# University of Michigan, NA/EECS 568, ROB 530 
# Mobile Robotics: Methods & Algorithms, Winter 2024

## Homework 1 $-$ Estimation & Filtering

- **See the course Canvas for syllabus, due dates, and homework and grading policies.**
- This course utilizes an autograder to evaluate homework. For each of the five problems, carefully read the submission instructions and complete the TODOs in the corresponding Python script. Once you have finished coding, upload all scripts to GradeScope for automatic assessment and grading. Please note, the autograder retains only the latest score, not the highest.
- For each problem, the autograder will check the **return value** of the function you implement. Additionally, the variables are printed in this notebook for you to review.

In [None]:
# run this block to enable autoreload of modules
%load_ext autoreload
%autoreload 2

### Problem 1. Probability Basics (20 points)

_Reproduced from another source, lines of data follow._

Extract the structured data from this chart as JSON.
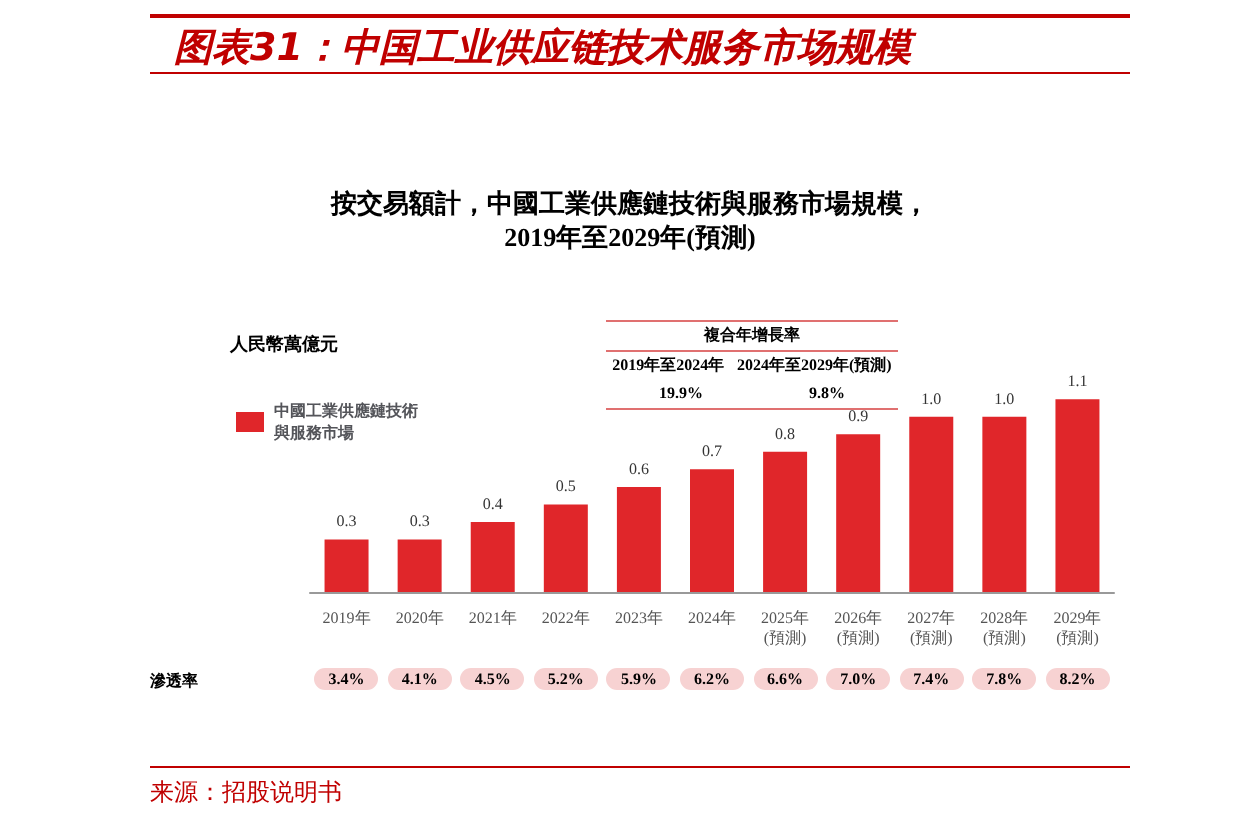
{
  "chart_data": {
    "type": "bar",
    "title": "图表31：中国工业供应链技术服务市场规模",
    "subtitle": "按交易額計，中國工業供應鏈技術與服務市場規模，\n2019年至2029年(預測)",
    "ylabel": "人民幣萬億元",
    "categories": [
      "2019年",
      "2020年",
      "2021年",
      "2022年",
      "2023年",
      "2024年",
      "2025年\n(預測)",
      "2026年\n(預測)",
      "2027年\n(預測)",
      "2028年\n(預測)",
      "2029年\n(預測)"
    ],
    "series": [
      {
        "name": "中國工業供應鏈技術與服務市場",
        "color": "#e0262a",
        "values": [
          0.3,
          0.3,
          0.4,
          0.5,
          0.6,
          0.7,
          0.8,
          0.9,
          1.0,
          1.0,
          1.1
        ],
        "value_labels": [
          "0.3",
          "0.3",
          "0.4",
          "0.5",
          "0.6",
          "0.7",
          "0.8",
          "0.9",
          "1.0",
          "1.0",
          "1.1"
        ]
      }
    ],
    "legend": "top left",
    "annotations": [
      "滲透率",
      "3.4%",
      "4.1%",
      "4.5%",
      "5.2%",
      "5.9%",
      "6.2%",
      "6.6%",
      "7.0%",
      "7.4%",
      "7.8%",
      "8.2%",
      "複合年增長率",
      "2019年至2024年",
      "2024年至2029年(預測)",
      "19.9%",
      "9.8%",
      "来源：招股说明书"
    ]
  }
}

Rick has collected four points (in 2D space); let’s call this set `$r$'. He has computed their mean and (biased) sample covariance to be: 
$\begin{equation}    \nonumber
    \mu_r = 
    \begin{bmatrix}
        2 \\
        3
    \end{bmatrix} \quad  
    \Sigma_{rr} = 
    \begin{bmatrix}
        5 & 3 \\
        3 & 7
    \end{bmatrix}
\end{equation}$

And Morty has collected six points (from the same 2D space); let’s call it set $m$, finding their mean and (biased) sample covariance to be:

$\begin{equation}    \nonumber
    \mu_m = 
    \begin{bmatrix}
        -2 \\
        2
    \end{bmatrix} \quad  
    \Sigma_{mm} = 
    \begin{bmatrix}
        8 & 4 \\
        4 & 3
    \end{bmatrix}
\end{equation}$

#### 1.a (5 points)
If Rick computed the sum (over all $r$ points) of $xx^\top$, what value would he have computed?

#### 1.b (5 points)
If Morty computed the sum (over all $m$ points) of $xx^\top$, what value would he have computed?
 
#### 1.c (5 points)
We now wish to compute the mean and sample covariance of all ten points (which we will denote $m+r$).
What is the mean, $\mu_{m+r}$?
        
#### 1.d (5 points)
What is the (biased) sample covariance, $\Sigma_{m+r}$?
    
*Note: Biased sample covariance has $\frac{1}{N}$ whereas the unbiased version has $\frac{1}{N-1}$. The question is making it easier by using the biased formula. See Wikipedia page of Bessel's correction for more explanation.*

#### Submission
Please fill the **TODO**s in the function contained in **probability_basics.py** and submit the file to gradescope. In this problem, you have the option to either directly report the numerical results (accurate to three decimal places) in the TODO block or implement the formula using `numpy`.

In [None]:
from probability_basics import *

mu_r = np.array([[2], [3]])
sigma_rr = np.array([[5, 3], [3, 7]])
mu_m = np.array([[-2], [2]])
sigma_mm = np.array([[8, 4], [4, 3]])
ans_1a, ans_1b, ans_1c, ans_1d = probability_basics(mu_r, sigma_rr, mu_m, sigma_mm)
print('Answer for problem 1a:\n', ans_1a)
print('Answer for problem 1b:\n', ans_1b)
print('Answer for problem 1c:\n', ans_1c)
print('Answer for problem 1d:\n', ans_1d)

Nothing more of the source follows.